İğdişbaşının etnik kökeni tartışmalıdır. Örneğin, Konya ve Aksaray iğdişbaşlarının babalarının Müslüman isimler taşıdığı bilinmektedir. Moğollar'a yardım ederek şehrin düşmesine neden olan Kayseri iğdişbaşısının babasının adı Hajuk'tur. Diğer üç iğdişbaşının babalarının adları bilinmemektedir. İğdişbaşı İstisna olarak kabul edilirse, iğdişlerin babalarının Türk, annelerinin ise yerli Hristiyan kadınlar olduğu düşünülebilir. XII ve XIII. yüzyıllarda, Selçuklu şehirlerindeki yoğun Hristiyan nüfus nedeniyle, yerli Hristiyanlar vergi işlerinde istihdam edilmiş olabilir.
Şehir eşrafı ve ayanı arasında yer alan iğdişler ve iğdişbaşılar, önemli yetkilere sahip olmaları nedeniyle saygı görürlerdi. Gerektiğinde, prensler ve sultanlar iğdişbaşının konaklarında misafir edilir ve ağırlanırdı. Mevlânâ Celâleddîn-i Rûmî'nin iğdişlerin evlerinin tüccarların evlerine benzediğini söylemesi, bu kişilerin varlıklı olduğunu göstermektedir. Örneğin, Konya'nın kuzeyindeki Dokuzun Hanı adlı kervansarayı, İğdişbaşı Hacı İbrahim yaptırmıştır.

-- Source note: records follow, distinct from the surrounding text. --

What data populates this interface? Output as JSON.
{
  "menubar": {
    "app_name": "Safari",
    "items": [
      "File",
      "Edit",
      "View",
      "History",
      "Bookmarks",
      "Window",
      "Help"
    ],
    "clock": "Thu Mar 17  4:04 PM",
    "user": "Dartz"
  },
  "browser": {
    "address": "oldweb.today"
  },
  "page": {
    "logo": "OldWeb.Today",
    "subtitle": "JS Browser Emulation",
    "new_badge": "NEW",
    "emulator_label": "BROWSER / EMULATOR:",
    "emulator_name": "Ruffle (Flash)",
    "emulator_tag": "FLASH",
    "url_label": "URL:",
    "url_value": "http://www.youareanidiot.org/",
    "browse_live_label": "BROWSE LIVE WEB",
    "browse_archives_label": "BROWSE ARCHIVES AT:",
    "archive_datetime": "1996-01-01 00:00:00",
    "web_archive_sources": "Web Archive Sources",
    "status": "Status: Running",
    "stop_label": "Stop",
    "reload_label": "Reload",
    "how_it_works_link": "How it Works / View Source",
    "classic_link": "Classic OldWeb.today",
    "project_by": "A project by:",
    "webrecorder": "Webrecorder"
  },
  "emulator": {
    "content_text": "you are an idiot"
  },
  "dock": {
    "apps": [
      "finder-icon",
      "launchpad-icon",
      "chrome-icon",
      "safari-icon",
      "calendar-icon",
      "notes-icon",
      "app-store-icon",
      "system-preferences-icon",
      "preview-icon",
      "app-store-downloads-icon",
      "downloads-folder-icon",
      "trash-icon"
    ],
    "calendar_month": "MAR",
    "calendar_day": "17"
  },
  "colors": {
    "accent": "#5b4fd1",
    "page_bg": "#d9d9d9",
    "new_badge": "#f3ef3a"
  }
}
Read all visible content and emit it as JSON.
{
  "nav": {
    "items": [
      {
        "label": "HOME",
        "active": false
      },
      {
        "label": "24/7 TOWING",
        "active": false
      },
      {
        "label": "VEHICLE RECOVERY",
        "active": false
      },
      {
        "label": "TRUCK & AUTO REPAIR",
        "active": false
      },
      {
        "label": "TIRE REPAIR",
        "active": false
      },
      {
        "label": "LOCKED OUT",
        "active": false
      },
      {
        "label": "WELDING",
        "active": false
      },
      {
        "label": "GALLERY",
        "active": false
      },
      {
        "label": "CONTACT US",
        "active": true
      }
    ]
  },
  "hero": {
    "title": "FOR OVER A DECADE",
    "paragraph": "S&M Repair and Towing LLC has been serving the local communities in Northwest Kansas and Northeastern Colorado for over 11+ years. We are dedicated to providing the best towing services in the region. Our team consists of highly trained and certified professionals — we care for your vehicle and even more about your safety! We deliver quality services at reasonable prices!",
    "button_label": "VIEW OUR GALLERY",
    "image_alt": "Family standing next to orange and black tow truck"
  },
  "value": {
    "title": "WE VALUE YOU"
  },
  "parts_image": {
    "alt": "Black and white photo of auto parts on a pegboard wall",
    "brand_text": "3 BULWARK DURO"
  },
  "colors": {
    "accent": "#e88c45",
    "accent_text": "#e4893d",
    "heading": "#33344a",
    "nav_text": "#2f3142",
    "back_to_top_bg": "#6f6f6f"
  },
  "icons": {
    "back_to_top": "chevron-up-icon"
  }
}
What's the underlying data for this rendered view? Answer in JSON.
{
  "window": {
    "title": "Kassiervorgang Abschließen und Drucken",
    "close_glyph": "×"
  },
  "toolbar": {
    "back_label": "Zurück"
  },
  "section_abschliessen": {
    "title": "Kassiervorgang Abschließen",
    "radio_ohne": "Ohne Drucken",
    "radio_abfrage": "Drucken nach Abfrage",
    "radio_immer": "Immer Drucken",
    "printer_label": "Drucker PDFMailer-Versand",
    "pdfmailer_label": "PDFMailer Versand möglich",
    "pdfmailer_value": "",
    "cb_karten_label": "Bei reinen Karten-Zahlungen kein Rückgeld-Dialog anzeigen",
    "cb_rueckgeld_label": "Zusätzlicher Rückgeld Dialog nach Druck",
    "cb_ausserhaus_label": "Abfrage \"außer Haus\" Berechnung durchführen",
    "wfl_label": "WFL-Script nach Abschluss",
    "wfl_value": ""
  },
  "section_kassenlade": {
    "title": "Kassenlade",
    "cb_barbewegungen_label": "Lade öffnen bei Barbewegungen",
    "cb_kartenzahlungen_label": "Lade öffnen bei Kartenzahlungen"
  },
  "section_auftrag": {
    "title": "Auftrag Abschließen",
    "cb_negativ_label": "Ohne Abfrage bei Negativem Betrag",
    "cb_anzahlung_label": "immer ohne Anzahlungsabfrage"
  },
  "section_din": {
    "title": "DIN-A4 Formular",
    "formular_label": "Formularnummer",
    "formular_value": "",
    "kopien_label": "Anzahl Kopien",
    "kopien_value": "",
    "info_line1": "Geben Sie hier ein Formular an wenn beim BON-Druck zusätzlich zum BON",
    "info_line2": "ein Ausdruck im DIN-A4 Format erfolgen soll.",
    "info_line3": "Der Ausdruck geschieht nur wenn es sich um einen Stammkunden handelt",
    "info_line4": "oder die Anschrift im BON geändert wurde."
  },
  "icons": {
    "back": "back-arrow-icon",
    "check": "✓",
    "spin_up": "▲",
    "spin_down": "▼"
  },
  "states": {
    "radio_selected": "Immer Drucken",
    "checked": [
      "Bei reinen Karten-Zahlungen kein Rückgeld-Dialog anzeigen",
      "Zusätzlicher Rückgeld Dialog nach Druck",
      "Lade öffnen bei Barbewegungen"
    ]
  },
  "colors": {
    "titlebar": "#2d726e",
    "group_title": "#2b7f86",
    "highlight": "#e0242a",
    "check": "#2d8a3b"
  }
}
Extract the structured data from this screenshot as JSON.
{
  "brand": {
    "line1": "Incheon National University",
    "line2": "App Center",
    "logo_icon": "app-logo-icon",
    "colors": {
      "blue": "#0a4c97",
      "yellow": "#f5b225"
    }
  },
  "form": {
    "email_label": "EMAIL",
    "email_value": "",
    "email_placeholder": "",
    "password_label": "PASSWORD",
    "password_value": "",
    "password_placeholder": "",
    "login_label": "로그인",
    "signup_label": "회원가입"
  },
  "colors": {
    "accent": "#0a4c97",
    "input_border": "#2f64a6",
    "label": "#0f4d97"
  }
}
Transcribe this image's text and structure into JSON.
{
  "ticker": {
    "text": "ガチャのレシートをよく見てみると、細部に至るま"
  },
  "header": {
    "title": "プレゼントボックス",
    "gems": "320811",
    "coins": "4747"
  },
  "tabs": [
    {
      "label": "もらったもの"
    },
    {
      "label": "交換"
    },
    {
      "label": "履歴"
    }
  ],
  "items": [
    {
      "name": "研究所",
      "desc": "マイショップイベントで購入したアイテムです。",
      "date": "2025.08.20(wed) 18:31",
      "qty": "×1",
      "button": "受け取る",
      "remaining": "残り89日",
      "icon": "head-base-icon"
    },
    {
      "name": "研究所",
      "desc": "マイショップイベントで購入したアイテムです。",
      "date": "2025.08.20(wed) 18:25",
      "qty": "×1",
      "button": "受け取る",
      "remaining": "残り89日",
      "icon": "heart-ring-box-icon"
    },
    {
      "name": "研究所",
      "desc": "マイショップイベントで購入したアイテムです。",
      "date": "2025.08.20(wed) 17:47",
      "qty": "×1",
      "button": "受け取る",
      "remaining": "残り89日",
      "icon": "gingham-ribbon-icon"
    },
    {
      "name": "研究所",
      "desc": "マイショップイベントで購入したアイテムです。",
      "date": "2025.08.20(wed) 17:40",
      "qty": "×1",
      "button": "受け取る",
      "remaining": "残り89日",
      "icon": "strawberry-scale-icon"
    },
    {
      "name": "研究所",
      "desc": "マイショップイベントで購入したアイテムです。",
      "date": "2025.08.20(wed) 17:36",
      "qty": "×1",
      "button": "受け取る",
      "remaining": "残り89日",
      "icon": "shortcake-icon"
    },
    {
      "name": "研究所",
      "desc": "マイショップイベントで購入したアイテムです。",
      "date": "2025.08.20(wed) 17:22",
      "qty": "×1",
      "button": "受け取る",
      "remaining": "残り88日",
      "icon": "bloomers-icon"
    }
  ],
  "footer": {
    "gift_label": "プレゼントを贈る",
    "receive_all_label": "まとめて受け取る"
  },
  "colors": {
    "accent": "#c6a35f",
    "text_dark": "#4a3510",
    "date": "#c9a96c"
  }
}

XII. yüzyıldan itibaren, özellikle Konya'da, hemen her Selçuklu şehrinde olduğu gibi, iğdiş teşkilatının bulunduğu ve bu kişilerin sarayın, ordunun ve halkın ihtiyaçlarını karşılamak, zanaatkarların ve güçsüz kişilerin huzur içinde yaşamasını sağlamak için çalıştığı bilinmektedir. İğdişler, bu ihtiyaçları şehirler arası veya uluslar arası ticaret yoluyla karşılardı. Anadolu Selçuklu yönetiminde, şehir divanında yer alan bir görevli de emîr-i iğdişân'dı ve "halkın hizmetçisi ve saygıdeğer kişi" olarak anılırdı.
İlhanlı döneminde Anadolu'da uygulanmaya başlayan geniş çaplı mali teşkilatlanma ile birlikte, iğdişler hem devlet memuru olarak hem de sosyal bir sınıf olarak önemini kaybetmiş ve yerlerini ahîlere bırakmıştır. Karamanoğulları döneminde ise iğdişlik sistemi devam etmiştir.